Lenka Champion, MD

I think the OPD Scan is a wonderful tool, especially for patients who have had multifocal implants. I have certainly, as any other surgeon, had–have had a physician–a patient with an outcome that is less than ideal. I can think of specifically one patient who presented after his surgery with a corrected vision of 20/25 in J1, a nicely done surgery with a nicely centered implant and was still unhappy. So, we went back and started looking at what could be the cause. We looked at the posterior chamber implant, and it was clear with minimal posterior capsule fibrosis. And we also looked at the cornea and everything was fine. So, we went back to the OPD. We noticed his preoperative measurements were very normal. His cornea was clear. He was a good candidate. That was the case at one week postoperatively as well.

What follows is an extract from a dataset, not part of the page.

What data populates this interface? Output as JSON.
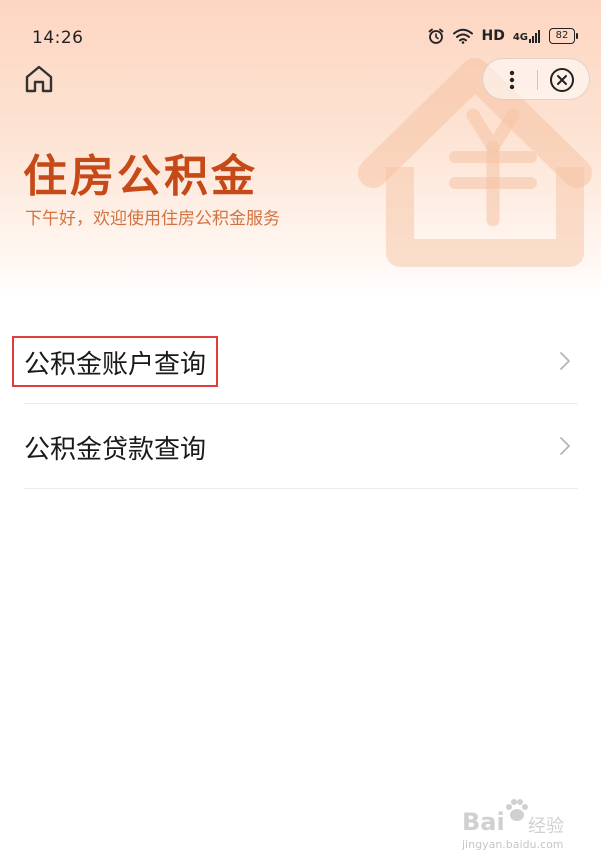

And then, we looked at the OPD, and the nice thing about OPD is that it really splits your aberrations into the cornea and the posterior segment, the internal OPD, and this is where it becomes really important. It is truly an aberrometer of the entire eye. And when we looked at his posterior, or the internal OPD, we noticed that there were quite a few aberrations there. There were still less than before surgery, but it was very clear that the aberrations were coming from there. So, we assumed that the aberrations were most likely coming from his minimal posterior capsule fibrosis but weren’t sure.So, we were able to convince him to wait a little bit and re-measure those aberrations in a few weeks. In a few weeks those aberrations increased. And indeed, we then knew that the aberrations were coming from the posterior capsule fibrosis and not from the lens. And we were able to reassure the patient and explain to him that with a simple laser procedure he would be able to–we would be able to help him improve his visual outcome and do not need to worry about possibly explanting the implant.